1 Nov 2009

Halloween in Chicago

If you associate Halloween with children “trick or treating” their way from door to door in the hope of a sweet or two, stop right there. I have been in Chicago over the weekend making a documentary loosely centered on the subject of war.

The city lived up to its windiness – it made for a spectacularly sunny Halloween with an icy wind billowing in off what amounts to the largest freshwater pond in the world. But whatever we were doing it was impossible to escape the festivities.

Checking into the hotel, the clock behind reception was smothered in cobwebs, the men and women on duty, wore green make up and sported wigs to their waists.

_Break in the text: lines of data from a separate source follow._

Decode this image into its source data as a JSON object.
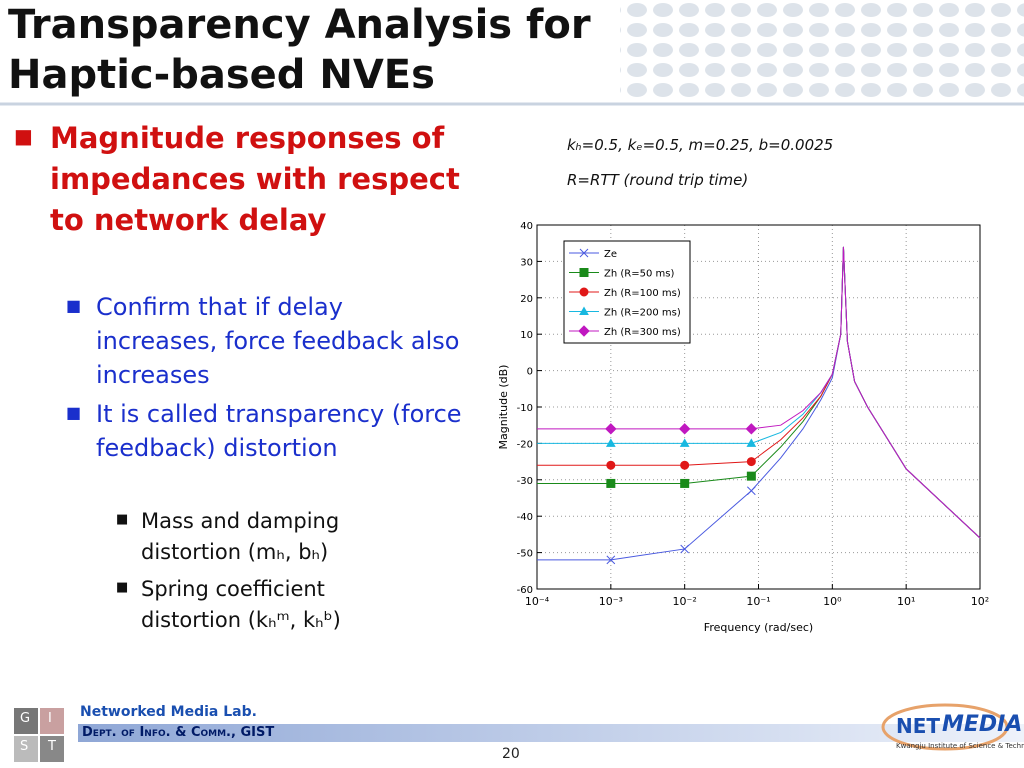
{
  "header": {
    "title": "Transparency Analysis for Haptic-based NVEs"
  },
  "bullets": {
    "main": "Magnitude responses of impedances with respect to network delay",
    "sub": [
      "Confirm that if delay increases, force feedback also increases",
      "It is called transparency (force feedback) distortion"
    ],
    "subsub": [
      "Mass and damping distortion (mₕ, bₕ)",
      "Spring coefficient distortion (kₕᵐ, kₕᵇ)"
    ]
  },
  "notes": [
    "kₕ=0.5, kₑ=0.5, m=0.25, b=0.0025",
    "R=RTT (round trip time)"
  ],
  "chart_data": {
    "type": "line",
    "xlabel": "Frequency  (rad/sec)",
    "ylabel": "Magnitude (dB)",
    "x": [
      0.0001,
      0.001,
      0.01,
      0.08,
      0.2,
      0.4,
      0.7,
      1,
      1.3,
      1.414,
      1.6,
      2,
      3,
      10,
      100
    ],
    "xlog": true,
    "xlim": [
      0.0001,
      100
    ],
    "xticks": [
      {
        "value": 0.0001,
        "label": "10⁻⁴"
      },
      {
        "value": 0.001,
        "label": "10⁻³"
      },
      {
        "value": 0.01,
        "label": "10⁻²"
      },
      {
        "value": 0.1,
        "label": "10⁻¹"
      },
      {
        "value": 1,
        "label": "10⁰"
      },
      {
        "value": 10,
        "label": "10¹"
      },
      {
        "value": 100,
        "label": "10²"
      }
    ],
    "ylim": [
      -60,
      40
    ],
    "yticks": [
      -60,
      -50,
      -40,
      -30,
      -20,
      -10,
      0,
      10,
      20,
      30,
      40
    ],
    "grid": true,
    "legend": "upper left",
    "series": [
      {
        "name": "Ze",
        "color": "#4a5ae0",
        "marker": "x",
        "values": [
          -52,
          -52,
          -49,
          -33,
          -24,
          -16,
          -8,
          -2,
          10,
          34,
          8,
          -3,
          -10,
          -27,
          -46
        ]
      },
      {
        "name": "Zh (R=50 ms)",
        "color": "#1a8a1a",
        "marker": "s",
        "values": [
          -31,
          -31,
          -31,
          -29,
          -21,
          -14,
          -7,
          -1,
          10,
          34,
          8,
          -3,
          -10,
          -27,
          -46
        ]
      },
      {
        "name": "Zh (R=100 ms)",
        "color": "#e01818",
        "marker": "o",
        "values": [
          -26,
          -26,
          -26,
          -25,
          -19,
          -13,
          -7,
          -1,
          10,
          34,
          8,
          -3,
          -10,
          -27,
          -46
        ]
      },
      {
        "name": "Zh (R=200 ms)",
        "color": "#18b8e0",
        "marker": "^",
        "values": [
          -20,
          -20,
          -20,
          -20,
          -17,
          -12,
          -6,
          -1,
          10,
          34,
          8,
          -3,
          -10,
          -27,
          -46
        ]
      },
      {
        "name": "Zh (R=300 ms)",
        "color": "#c018c0",
        "marker": "D",
        "values": [
          -16,
          -16,
          -16,
          -16,
          -15,
          -11,
          -6,
          -1,
          10,
          34,
          8,
          -3,
          -10,
          -27,
          -46
        ]
      }
    ]
  },
  "footer": {
    "lab": "Networked Media Lab.",
    "dept": "Dept. of Info. & Comm., GIST",
    "page": "20",
    "logo_letters": [
      "G",
      "I",
      "S",
      "T"
    ],
    "logo_net": "NET",
    "logo_media": "MEDIA",
    "logo_sub": "Kwangju Institute of Science & Technology"
  }
}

Getting into the elevator, we were joined at intervals by people with horns, fangs, and at times bodies that appeared to represent vast inflated whoopie cushions. So far as I could divine, there wasn’t a child in the 26-floor building.

The entire pumpkin production of Illinois seemed to have descended on Chicago, together with straw bails that appeared to have been dropped by helicopter down the central reservation of Michigan Avenue. But above all, it was the wholesale dressing up – be there or be square, and some were.

I saw a number of cardboard boxes walking down the street, even a wooden box that blew over, crossing at an intersection. The planks fell into the street revealing the unfortunate inmate who fled in pyjamas, carrying bits of timber under his arm.

A mass desire to dress up, to become absurd, seemed to seize the place. The Feast of All Souls? All Saints Eve? Forget it – this is America’s day, all fools day, and it gets bigger every year, more commercialised (many of the ritzier costumes I saw had been professionally constructed and sold) and more infectious (witness its growth in at home in Blighty).

The net result is that the stranger going about his work in normal clothing feels undressed, almost naked and horribly sober. Did I say horribly? That’s quite enough horror for one weekend!